La responsabilité des administrateurs
Responsabilité civile
Circonstances engageant la responsabilité civile
L'administrateur, pivot central de la gouvernance d'entreprise, est investi d'une responsabilité non négligeable. Le droit des sociétés, notamment à travers les articles L.225-251 et suivants du Code de commerce, encadre strictement le périmètre de cette responsabilité.
L'administrateur peut être tenu civilement responsable dans plusieurs situations:
• En cas de violation des statuts de la société,
• En cas de violation des dispositions légales régissant les sociétés anonymes,
• Ou en cas de faute de gestion.
Il est essentiel de comprendre que la faute de gestion ne se limite pas à une simple erreur; elle émerge lorsque l'administrateur agit de manière imprudente ou néglige d'agir alors qu'une action était requise.
Conséquences de la violation des devoirs fiduciaires
La violation des devoirs fiduciaires peut entraîner de lourdes conséquences pour l'administrateur. Si les actionnaires ou les créanciers subissent un préjudice du fait de cette violation, ils peuvent introduire une action en responsabilité contre l'administrateur. Selon l'article L.225-253 du Code de commerce, la société peut également engager une action en responsabilité contre ses administrateurs pour les fautes commises dans l'exercice de leur mandat. La réparation du préjudice peut se traduire par des dommages et intérêts, souvent conséquents, au bénéfice de la société ou des tiers lésés.
Responsabilité pénale
Infractions pénales et la position de l'administrateur
Au-delà des responsabilités civiles, l'administrateur doit également être conscient des risques pénaux associés à ses fonctions. En effet, sa position lui confère des obligations dont la violation peut entraîner des sanctions pénales. L'abus de biens sociaux (article L.241-3 du Code de commerce), la distribution de dividendes fictifs (article L.242-6 du Code de commerce) ou encore la présentation de comptes sociaux infidèles (article L.242-3 du Code de commerce) en sont des exemples manifestes.

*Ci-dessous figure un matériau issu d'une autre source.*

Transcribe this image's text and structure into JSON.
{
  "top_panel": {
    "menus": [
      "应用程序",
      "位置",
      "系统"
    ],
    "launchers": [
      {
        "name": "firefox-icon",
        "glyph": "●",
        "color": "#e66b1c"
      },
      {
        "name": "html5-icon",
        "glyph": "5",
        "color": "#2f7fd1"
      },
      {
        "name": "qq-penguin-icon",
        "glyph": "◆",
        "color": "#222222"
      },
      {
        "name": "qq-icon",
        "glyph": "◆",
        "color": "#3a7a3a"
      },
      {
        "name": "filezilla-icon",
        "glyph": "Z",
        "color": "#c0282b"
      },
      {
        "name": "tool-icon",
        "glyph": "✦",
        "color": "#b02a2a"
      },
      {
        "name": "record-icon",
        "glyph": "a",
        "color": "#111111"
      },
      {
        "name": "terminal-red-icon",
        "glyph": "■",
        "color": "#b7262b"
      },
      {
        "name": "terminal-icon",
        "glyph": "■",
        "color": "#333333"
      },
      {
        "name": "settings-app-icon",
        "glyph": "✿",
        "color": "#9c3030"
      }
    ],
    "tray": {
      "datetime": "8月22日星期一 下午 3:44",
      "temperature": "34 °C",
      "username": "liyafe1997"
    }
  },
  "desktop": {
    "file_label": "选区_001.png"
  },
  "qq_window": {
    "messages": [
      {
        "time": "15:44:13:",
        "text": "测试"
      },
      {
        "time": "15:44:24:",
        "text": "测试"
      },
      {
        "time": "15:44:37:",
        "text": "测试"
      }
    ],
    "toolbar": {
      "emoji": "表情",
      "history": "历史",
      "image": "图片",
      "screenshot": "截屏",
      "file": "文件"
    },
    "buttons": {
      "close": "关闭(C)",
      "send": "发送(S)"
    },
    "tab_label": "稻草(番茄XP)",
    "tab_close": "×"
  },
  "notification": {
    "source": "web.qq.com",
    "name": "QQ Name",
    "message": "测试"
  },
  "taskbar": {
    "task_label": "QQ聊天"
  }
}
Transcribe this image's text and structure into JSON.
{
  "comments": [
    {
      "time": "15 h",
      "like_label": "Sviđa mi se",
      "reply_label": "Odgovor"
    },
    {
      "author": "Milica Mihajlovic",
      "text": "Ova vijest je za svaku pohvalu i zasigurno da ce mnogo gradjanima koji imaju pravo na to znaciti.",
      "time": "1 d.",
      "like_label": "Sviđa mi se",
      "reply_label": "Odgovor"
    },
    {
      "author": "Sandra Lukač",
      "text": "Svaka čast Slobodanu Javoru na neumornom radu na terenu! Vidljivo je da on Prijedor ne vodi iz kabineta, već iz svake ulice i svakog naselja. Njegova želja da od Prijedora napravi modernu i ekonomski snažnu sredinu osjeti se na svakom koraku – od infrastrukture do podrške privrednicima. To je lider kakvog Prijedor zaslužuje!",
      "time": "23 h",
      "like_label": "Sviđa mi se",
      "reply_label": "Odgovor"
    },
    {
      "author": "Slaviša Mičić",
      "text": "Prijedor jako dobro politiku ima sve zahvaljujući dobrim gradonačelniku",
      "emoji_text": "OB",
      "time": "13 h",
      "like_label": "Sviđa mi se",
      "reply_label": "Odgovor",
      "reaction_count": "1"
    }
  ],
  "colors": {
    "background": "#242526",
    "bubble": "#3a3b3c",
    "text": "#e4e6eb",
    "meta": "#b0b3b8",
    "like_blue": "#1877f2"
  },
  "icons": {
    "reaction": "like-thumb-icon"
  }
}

Conséquences et sanctions potentielles
Les sanctions pénales varient en fonction de la gravité de l'infraction. Elles peuvent aller de simples amendes à des peines d'emprisonnement. Dans le cas de l'abus de biens sociaux, par exemple, l'article L.241-3-4 du Code de commerce prévoit une peine pouvant aller jusqu'à cinq ans d'emprisonnement et une amende de 375 000 euros. De plus, les conséquences ne sont pas uniquement juridiques; la réputation de l'administrateur, et par extension celle de la société, peut être sérieusement entachée.
Évolutions récentes en matière de responsabilité
Modifications législatives ou réglementaires
Les législateurs, conscients des enjeux liés à la gouvernance d'entreprise, ont entrepris de renforcer régulièrement le cadre réglementaire. Ces dernières années, nous avons assisté à un renforcement des obligations de transparence, notamment avec la loi Sapin II, qui vise à renforcer la lutte contre la corruption et à moderniser la vie économique.

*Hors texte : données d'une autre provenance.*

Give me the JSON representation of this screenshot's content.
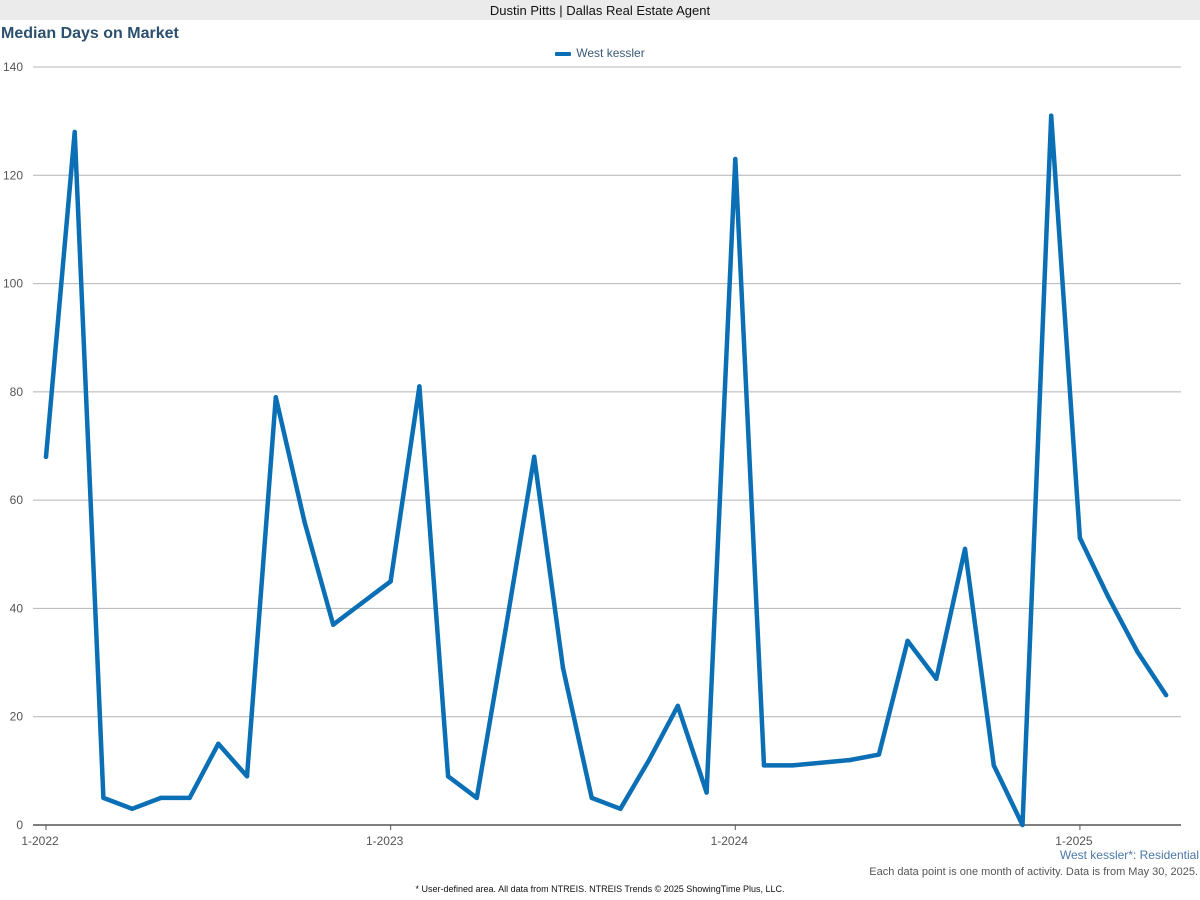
{
  "header": {
    "agent_label": "Dustin Pitts | Dallas Real Estate Agent"
  },
  "chart_data": {
    "type": "line",
    "title": "Median Days on Market",
    "xlabel": "",
    "ylabel": "",
    "ylim": [
      0,
      140
    ],
    "y_ticks": [
      0,
      20,
      40,
      60,
      80,
      100,
      120,
      140
    ],
    "x_tick_labels": [
      "1-2022",
      "1-2023",
      "1-2024",
      "1-2025"
    ],
    "grid": true,
    "legend_position": "top-center",
    "series": [
      {
        "name": "West kessler",
        "color": "#0b6fb5",
        "x": [
          "2022-01",
          "2022-02",
          "2022-03",
          "2022-04",
          "2022-05",
          "2022-06",
          "2022-07",
          "2022-08",
          "2022-09",
          "2022-10",
          "2022-11",
          "2022-12",
          "2023-01",
          "2023-02",
          "2023-03",
          "2023-04",
          "2023-05",
          "2023-06",
          "2023-07",
          "2023-08",
          "2023-09",
          "2023-10",
          "2023-11",
          "2023-12",
          "2024-01",
          "2024-02",
          "2024-03",
          "2024-04",
          "2024-05",
          "2024-06",
          "2024-07",
          "2024-08",
          "2024-09",
          "2024-10",
          "2024-11",
          "2024-12",
          "2025-01",
          "2025-02",
          "2025-03",
          "2025-04"
        ],
        "values": [
          68,
          128,
          5,
          3,
          5,
          5,
          15,
          9,
          79,
          56,
          37,
          41,
          45,
          81,
          9,
          5,
          36,
          68,
          29,
          5,
          3,
          12,
          22,
          6,
          123,
          11,
          11,
          null,
          12,
          13,
          34,
          27,
          51,
          11,
          0,
          131,
          53,
          42,
          32,
          24
        ]
      }
    ]
  },
  "notes": {
    "series_label": "West kessler*: Residential",
    "activity_note": "Each data point is one month of activity. Data is from May 30, 2025."
  },
  "footer": {
    "text": "* User-defined area. All data from NTREIS. NTREIS Trends © 2025 ShowingTime Plus, LLC."
  }
}
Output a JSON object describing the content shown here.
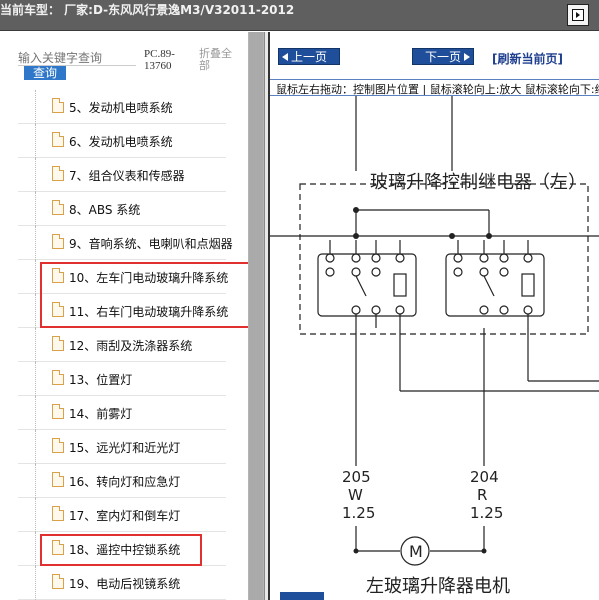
{
  "header": {
    "title": "当前车型：  厂家:D-东风风行景逸M3/V32011-2012"
  },
  "sidebar": {
    "search_placeholder": "输入关键字查询",
    "search_button": "查询",
    "code": "PC.89-13760",
    "collapse_all": "折叠全部",
    "items": [
      {
        "label": "5、发动机电喷系统",
        "highlighted": false
      },
      {
        "label": "6、发动机电喷系统",
        "highlighted": false
      },
      {
        "label": "7、组合仪表和传感器",
        "highlighted": false
      },
      {
        "label": "8、ABS 系统",
        "highlighted": false
      },
      {
        "label": "9、音响系统、电喇叭和点烟器",
        "highlighted": false
      },
      {
        "label": "10、左车门电动玻璃升降系统",
        "highlighted": true
      },
      {
        "label": "11、右车门电动玻璃升降系统",
        "highlighted": true
      },
      {
        "label": "12、雨刮及洗涤器系统",
        "highlighted": false
      },
      {
        "label": "13、位置灯",
        "highlighted": false
      },
      {
        "label": "14、前雾灯",
        "highlighted": false
      },
      {
        "label": "15、远光灯和近光灯",
        "highlighted": false
      },
      {
        "label": "16、转向灯和应急灯",
        "highlighted": false
      },
      {
        "label": "17、室内灯和倒车灯",
        "highlighted": false
      },
      {
        "label": "18、遥控中控锁系统",
        "highlighted": true
      },
      {
        "label": "19、电动后视镜系统",
        "highlighted": false
      }
    ]
  },
  "viewer": {
    "prev_label": "上一页",
    "next_label": "下一页",
    "refresh_label": "[刷新当前页]",
    "hint": "鼠标左右拖动：控制图片位置 | 鼠标滚轮向上:放大  鼠标滚轮向下:缩",
    "diagram": {
      "relay_title": "玻璃升降控制继电器（左）",
      "wire_left_num": "205",
      "wire_left_color": "W",
      "wire_left_size": "1.25",
      "wire_right_num": "204",
      "wire_right_color": "R",
      "wire_right_size": "1.25",
      "motor_symbol": "M",
      "motor_label": "左玻璃升降器电机"
    }
  },
  "colors": {
    "topbar": "#5f5f5f",
    "accent_blue": "#1f4f9b",
    "highlight_red": "#e03030",
    "file_icon": "#d9a24a"
  }
}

Changements induits par la jurisprudence
Les affaires judiciaires majeures ou les scandales d'entreprise ont également influencé la perception et l'interprétation de la responsabilité des administrateurs. Les décisions rendues dans de telles affaires ont souvent conduit à une jurisprudence renouvelée, précisant les contours des obligations des administrateurs. Le cas de la société Vivendi, par exemple, a apporté des éclairages significatifs sur la notion d'infraction en matière de communication financière.
En conclusion, l'administrateur, par sa position prééminente, est tenu à une vigilance constante, car sa responsabilité peut être engagée sur de multiples fronts. La connaissance approfondie du cadre juridique et réglementaire, des devoirs fiduciaires et des risques associés est impérative pour naviguer sereinement dans l'exercice de ses fonctions.

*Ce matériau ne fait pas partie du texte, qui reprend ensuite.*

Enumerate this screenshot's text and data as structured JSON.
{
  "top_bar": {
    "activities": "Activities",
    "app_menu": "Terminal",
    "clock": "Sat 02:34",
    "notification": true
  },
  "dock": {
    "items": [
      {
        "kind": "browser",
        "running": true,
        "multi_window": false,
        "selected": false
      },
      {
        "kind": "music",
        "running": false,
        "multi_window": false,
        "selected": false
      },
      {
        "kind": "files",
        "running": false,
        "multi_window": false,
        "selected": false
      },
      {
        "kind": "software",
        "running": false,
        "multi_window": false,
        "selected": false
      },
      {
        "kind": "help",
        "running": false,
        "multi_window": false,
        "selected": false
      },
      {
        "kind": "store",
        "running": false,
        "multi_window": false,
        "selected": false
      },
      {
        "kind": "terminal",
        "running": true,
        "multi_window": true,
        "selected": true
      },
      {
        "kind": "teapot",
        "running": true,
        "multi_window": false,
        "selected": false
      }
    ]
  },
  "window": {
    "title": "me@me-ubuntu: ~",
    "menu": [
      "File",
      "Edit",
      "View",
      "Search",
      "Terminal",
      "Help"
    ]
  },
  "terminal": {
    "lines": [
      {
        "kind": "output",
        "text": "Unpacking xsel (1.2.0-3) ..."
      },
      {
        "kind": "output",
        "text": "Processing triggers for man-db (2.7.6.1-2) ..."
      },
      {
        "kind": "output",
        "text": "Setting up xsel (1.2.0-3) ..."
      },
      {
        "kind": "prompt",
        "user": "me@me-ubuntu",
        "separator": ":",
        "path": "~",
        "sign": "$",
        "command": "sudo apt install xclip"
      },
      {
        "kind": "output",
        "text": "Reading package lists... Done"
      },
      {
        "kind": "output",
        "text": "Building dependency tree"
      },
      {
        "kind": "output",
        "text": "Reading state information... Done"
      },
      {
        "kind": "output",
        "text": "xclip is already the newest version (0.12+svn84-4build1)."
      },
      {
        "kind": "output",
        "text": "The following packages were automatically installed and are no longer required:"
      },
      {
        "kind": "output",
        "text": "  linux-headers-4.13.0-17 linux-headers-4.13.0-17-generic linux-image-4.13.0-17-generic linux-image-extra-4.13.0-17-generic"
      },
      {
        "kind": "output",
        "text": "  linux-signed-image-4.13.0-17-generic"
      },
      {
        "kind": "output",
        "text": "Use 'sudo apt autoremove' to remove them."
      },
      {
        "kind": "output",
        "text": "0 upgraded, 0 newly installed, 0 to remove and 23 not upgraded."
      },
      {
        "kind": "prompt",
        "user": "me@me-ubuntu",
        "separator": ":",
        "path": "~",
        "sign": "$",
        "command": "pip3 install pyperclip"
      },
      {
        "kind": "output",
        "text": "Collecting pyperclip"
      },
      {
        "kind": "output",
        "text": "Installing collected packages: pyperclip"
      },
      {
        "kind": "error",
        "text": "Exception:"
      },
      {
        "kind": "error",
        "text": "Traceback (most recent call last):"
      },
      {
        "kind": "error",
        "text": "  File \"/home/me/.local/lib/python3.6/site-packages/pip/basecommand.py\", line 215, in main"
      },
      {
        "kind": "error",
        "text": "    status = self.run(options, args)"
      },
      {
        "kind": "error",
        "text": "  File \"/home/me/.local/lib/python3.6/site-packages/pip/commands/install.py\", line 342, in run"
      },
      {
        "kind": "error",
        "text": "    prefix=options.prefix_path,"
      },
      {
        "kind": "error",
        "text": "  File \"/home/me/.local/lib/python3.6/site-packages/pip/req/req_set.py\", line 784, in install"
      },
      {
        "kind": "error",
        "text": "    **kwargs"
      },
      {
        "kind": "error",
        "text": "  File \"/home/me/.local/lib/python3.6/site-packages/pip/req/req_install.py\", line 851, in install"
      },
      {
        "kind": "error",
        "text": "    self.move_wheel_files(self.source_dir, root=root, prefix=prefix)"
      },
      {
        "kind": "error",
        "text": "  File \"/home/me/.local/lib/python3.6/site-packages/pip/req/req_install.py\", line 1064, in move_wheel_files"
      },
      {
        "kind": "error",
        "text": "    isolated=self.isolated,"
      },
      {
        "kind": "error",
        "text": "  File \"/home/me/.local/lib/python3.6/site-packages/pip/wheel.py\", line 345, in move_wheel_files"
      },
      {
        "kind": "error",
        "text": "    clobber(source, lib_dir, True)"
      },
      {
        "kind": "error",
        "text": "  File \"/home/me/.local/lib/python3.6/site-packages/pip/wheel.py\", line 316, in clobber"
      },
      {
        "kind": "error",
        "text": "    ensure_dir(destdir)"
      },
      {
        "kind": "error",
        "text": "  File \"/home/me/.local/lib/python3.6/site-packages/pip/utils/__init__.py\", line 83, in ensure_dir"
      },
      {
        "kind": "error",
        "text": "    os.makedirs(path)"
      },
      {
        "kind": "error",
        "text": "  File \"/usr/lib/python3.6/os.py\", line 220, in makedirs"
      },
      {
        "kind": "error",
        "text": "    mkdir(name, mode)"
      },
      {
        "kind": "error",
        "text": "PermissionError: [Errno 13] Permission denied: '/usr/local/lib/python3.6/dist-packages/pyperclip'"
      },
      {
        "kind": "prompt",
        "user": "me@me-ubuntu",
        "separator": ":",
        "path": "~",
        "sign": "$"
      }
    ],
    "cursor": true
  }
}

Conséquences pratiques pour les administrateurs et les entreprises
Impact des évolutions récentes sur la prise de décision des administrateurs
Il serait illusoire de prétendre que l'augmentation de la responsabilité juridique des administrateurs n'a pas d'incidence sur leur prise de décision. En effet, les récentes évolutions, notamment jurisprudentielles, ont complexifié le paysage réglementaire auquel les administrateurs doivent se conformer.
L'arrêt rendu par la Cour de cassation en 2018, Cass. com., 21 nov. 2018, n° 16-26.482, illustre bien cette réalité. Cette décision, faisant écho à la responsabilité accrue des administrateurs face à la non-conformité réglementaire, a incité nombre d'entre eux à adopter une approche plus conservatrice. La crainte de sanctions civiles ou pénales influence inévitablement la stratégie et les actions des administrateurs.
Ainsi, face à une législation plus stricte et un risque accru de mise en jeu de leur responsabilité, certains administrateurs peuvent hésiter à entreprendre des actions audacieuses, même si celles-ci sont dans l'intérêt à long terme de l'entreprise.
Préparation des administrateurs face à ces responsabilités croissantes
Devant cette responsabilité grandissante, il est impératif pour les entreprises de renforcer la formation et l'accompagnement de leurs administrateurs. Il convient, par exemple, d'organiser régulièrement des formations juridiques pour s'assurer que ces derniers sont à jour des dernières évolutions législatives et jurisprudentielles. L'article L.225-37-4 du Code de commerce, insistant sur la formation continue des administrateurs, témoigne de cette nécessité.
De plus, le recours à des conseils juridiques externes devient quasi systématique pour s'assurer de la conformité des décisions prises avec le cadre réglementaire en vigueur.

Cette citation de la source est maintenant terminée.